It was predictable but unfortunate that the Clatsop County Transition Center will cost some $500,000 more than was initially estimated. That excessive cost was predictable, because the project has been five years in the making.

Tom Bennett's article in The Daily Astorian last Tuesday contained considerable detail about why the transition center project has taken so long to go to bid. All of the factors suggested by County Administrator Scott Derickson were reasonable. But something essential was missing in Derickson's analysis.

The missing factor seems to pervade all law enforcement discussions among county commissioners. It is a lack of urgency and a seeming unwillingness to play for keeps. It is especially apparent in the on-again, off-again discussions of the county jail. But the transition center's delay, plus its problematic operational funding, seems to say that no one at the top really cares deeply about this stuff.

The person who did care deeply was Danny Jordan, the county's former corrections director. Jordan brought deep insight to our county. The concept of a transition center makes abundant sense in the abstract. The basic concept is that certain adjudicated offenders can be less expensively and more appropriately housed and more effectively treated in a less secure facility than a jail.

But everything lies in the execution. Jordan brought a sense of immediacy to discussions of incarceration, and that seriousness is not apparent among county commissioners. It is true that there have been some strong words about methamphetamines. But the forum for law enforcement discussions - the Public Safety Coordinating Council - has devolved into constant bickering and jockeying for position.

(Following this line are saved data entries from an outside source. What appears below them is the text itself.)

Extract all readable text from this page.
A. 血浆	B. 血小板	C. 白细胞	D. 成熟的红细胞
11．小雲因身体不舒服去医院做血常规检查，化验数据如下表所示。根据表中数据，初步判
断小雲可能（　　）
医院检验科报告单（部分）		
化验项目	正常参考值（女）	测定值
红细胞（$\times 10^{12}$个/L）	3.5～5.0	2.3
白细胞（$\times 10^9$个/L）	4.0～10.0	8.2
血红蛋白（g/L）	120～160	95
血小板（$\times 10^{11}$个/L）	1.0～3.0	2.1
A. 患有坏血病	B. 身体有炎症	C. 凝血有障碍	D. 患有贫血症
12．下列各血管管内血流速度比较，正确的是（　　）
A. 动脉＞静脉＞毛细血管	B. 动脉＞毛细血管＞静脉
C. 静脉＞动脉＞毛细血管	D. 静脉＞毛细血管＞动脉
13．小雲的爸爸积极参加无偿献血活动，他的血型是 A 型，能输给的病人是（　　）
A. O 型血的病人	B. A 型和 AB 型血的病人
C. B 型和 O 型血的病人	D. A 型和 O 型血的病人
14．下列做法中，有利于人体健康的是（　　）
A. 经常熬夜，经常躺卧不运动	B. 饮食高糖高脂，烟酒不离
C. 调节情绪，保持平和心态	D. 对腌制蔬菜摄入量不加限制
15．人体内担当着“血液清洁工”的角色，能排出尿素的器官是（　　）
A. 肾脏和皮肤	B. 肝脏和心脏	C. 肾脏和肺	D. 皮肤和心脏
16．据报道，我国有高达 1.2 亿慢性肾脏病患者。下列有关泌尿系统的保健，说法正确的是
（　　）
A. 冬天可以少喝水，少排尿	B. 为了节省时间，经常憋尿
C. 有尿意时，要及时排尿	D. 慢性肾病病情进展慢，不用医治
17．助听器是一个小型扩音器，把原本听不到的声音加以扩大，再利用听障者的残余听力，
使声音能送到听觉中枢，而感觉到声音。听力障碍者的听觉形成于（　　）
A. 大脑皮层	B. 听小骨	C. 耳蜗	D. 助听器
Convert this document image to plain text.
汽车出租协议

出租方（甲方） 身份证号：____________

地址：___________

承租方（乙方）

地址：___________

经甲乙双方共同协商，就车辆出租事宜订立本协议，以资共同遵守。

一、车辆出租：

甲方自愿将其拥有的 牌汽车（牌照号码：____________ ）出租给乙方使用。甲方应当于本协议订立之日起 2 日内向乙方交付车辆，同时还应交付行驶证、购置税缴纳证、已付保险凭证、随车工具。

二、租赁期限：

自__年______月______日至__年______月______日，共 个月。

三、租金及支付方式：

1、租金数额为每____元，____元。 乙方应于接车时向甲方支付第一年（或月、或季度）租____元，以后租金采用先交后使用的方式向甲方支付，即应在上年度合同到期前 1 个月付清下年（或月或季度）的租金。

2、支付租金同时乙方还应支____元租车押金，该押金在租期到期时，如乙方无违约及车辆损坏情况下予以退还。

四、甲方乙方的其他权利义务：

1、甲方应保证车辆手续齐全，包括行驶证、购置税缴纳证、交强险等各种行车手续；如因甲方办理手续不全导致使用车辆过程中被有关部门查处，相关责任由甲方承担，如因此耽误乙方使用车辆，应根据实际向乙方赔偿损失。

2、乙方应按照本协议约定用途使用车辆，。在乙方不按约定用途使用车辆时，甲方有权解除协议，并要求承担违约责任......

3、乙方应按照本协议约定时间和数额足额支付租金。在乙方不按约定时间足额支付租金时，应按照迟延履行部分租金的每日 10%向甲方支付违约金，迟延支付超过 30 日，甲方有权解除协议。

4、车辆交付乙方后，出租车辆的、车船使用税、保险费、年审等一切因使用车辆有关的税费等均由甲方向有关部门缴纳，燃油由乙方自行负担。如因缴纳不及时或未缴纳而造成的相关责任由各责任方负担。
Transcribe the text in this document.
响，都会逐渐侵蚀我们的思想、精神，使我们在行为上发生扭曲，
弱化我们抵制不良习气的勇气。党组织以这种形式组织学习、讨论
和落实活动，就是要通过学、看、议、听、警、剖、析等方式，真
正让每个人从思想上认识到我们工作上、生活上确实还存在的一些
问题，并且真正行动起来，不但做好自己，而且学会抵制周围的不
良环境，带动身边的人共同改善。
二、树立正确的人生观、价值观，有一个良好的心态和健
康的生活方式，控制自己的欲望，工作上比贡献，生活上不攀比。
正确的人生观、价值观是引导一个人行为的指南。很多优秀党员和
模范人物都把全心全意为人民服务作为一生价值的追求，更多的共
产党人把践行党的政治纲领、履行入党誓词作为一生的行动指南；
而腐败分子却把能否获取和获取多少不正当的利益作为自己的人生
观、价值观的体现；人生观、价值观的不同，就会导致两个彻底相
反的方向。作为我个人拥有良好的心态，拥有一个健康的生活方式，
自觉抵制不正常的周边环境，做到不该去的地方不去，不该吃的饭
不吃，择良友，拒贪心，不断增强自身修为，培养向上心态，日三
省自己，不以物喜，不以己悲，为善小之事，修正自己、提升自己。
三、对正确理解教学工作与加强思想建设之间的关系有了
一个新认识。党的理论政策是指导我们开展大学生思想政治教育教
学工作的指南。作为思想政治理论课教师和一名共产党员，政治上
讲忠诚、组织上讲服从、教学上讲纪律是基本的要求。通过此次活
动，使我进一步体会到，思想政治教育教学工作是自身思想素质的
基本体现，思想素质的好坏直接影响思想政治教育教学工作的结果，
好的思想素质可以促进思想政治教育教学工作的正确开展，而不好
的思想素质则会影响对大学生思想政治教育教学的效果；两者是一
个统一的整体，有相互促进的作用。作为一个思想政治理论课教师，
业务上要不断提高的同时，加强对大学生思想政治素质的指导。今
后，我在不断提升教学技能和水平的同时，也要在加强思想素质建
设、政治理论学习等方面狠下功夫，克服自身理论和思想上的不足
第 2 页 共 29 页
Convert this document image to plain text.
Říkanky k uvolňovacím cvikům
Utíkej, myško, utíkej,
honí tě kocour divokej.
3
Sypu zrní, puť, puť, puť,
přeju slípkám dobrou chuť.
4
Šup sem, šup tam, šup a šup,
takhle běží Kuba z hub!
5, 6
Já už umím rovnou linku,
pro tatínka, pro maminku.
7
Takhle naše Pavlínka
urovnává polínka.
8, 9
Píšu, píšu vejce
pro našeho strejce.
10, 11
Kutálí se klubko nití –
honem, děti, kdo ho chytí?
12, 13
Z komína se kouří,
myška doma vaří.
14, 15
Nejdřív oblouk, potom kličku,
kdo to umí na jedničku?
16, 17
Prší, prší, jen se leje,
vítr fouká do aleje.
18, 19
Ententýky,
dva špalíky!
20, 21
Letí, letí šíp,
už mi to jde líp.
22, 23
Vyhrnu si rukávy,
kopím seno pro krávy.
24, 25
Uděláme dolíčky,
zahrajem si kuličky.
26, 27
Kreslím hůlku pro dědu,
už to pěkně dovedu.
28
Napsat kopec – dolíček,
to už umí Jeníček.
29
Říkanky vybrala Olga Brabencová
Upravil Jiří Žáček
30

For the outsider, it is baffling why it is so difficult for our elected commissioners and elected sheriff and elected district attorney and elected judges to talk straight among themselves and show the public how to build consensus around an incarceration and treatment solution. All that we can rely on is the commissioners' annual embarrassing dis-the-district-attorney's-salary discussion.

Given the protracted process of moving the treatment center this far, we wonder how commissioners will meet not the immediate challenge of opening the center, but the long-term challenge of funding its operation.